Patrick Faigenbaum is one of the most important figures of contemporary photography. His works are present in major institutions such as the Metropolitan Museum of Art in New York and the Centre Pompidou in Paris. In 2008 the Grenoble Museum dedicated an important retrospective to him. On 10 June of this year Faigenbaum won the prestigious Henri Cariter-Bresson award, an authoritative prize that has enabled him to realize the “Kolkata” project, dedicated to the city of Calcutta.

Faigenbaum acquired international fame in the 1980s. Between 1985 and 1987 he was fellow at the French Academy in Rome – Villa Medici, where he began working at the renowned series of portraits of Italian aristocrat families, which he realized in Florence, Rome and Naples. Thus the exhibition celebrates the return of the Parisian artist to Villa Medici.

Initially, his work was linked to traditional painting concentrating on characters and portraits within a timeless context. In later years, his career brought him to focus on the real world: cities and nature, through the techniques of both black & white as well as colour.

Critic curator Jean-Francoise Chevrier, who has followed Faingenbaum since the beginning of his career and knows him better than anyone else, says: “The alternation of black & white and colour gives evidence to the coexistence of two worlds that correspond to two different eras, which today have become simultaneous.

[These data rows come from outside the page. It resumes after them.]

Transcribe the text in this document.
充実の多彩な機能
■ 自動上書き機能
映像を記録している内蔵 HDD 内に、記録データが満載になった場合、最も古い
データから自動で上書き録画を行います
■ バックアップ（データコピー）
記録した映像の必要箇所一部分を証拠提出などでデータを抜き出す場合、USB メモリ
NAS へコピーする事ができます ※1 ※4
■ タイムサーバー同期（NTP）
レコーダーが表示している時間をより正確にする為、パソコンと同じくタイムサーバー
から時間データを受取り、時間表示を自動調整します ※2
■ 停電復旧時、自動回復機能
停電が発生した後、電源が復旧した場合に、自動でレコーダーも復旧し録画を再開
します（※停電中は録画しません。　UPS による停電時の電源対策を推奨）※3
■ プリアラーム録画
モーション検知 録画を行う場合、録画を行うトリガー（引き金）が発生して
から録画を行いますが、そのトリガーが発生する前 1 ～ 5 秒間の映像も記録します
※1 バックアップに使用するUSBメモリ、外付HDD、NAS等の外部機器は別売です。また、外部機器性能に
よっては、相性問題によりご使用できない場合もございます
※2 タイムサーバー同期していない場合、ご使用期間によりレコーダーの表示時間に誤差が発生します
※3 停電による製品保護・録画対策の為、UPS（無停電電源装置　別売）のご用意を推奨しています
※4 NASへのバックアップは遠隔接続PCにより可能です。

Colour arrived after the family portraits, when Faigenbaum began exploring urban issues. However, black & white, that is to say the shading of greys, still persists. This is the domain and source of chiaroscuro, the condition of the body being apprehended within atmospheric volume. It gives the air that cinder-like weight which favours the modulation of light and moulding of forms. More abstract than colour, black & white has discretely introduced a fantastic element into the probable if not truthful imagery of everyday reality “.

And Jeff Wall adds: “Patrick Faigenbaum works at constructing what can be understood as a ‘historically telling image’, one that reveals some substantial aspects of the national and class identity of his subjects. His success is apparent; he captures a strong sense of the poised aloofness and confidence of these people, characteristics for which they have been famous for centuries.”

The exhibition is open to the public from 4 October 4 2013 to 19 January 2014, and will be inaugurated by the artist on Thursday, 3 October.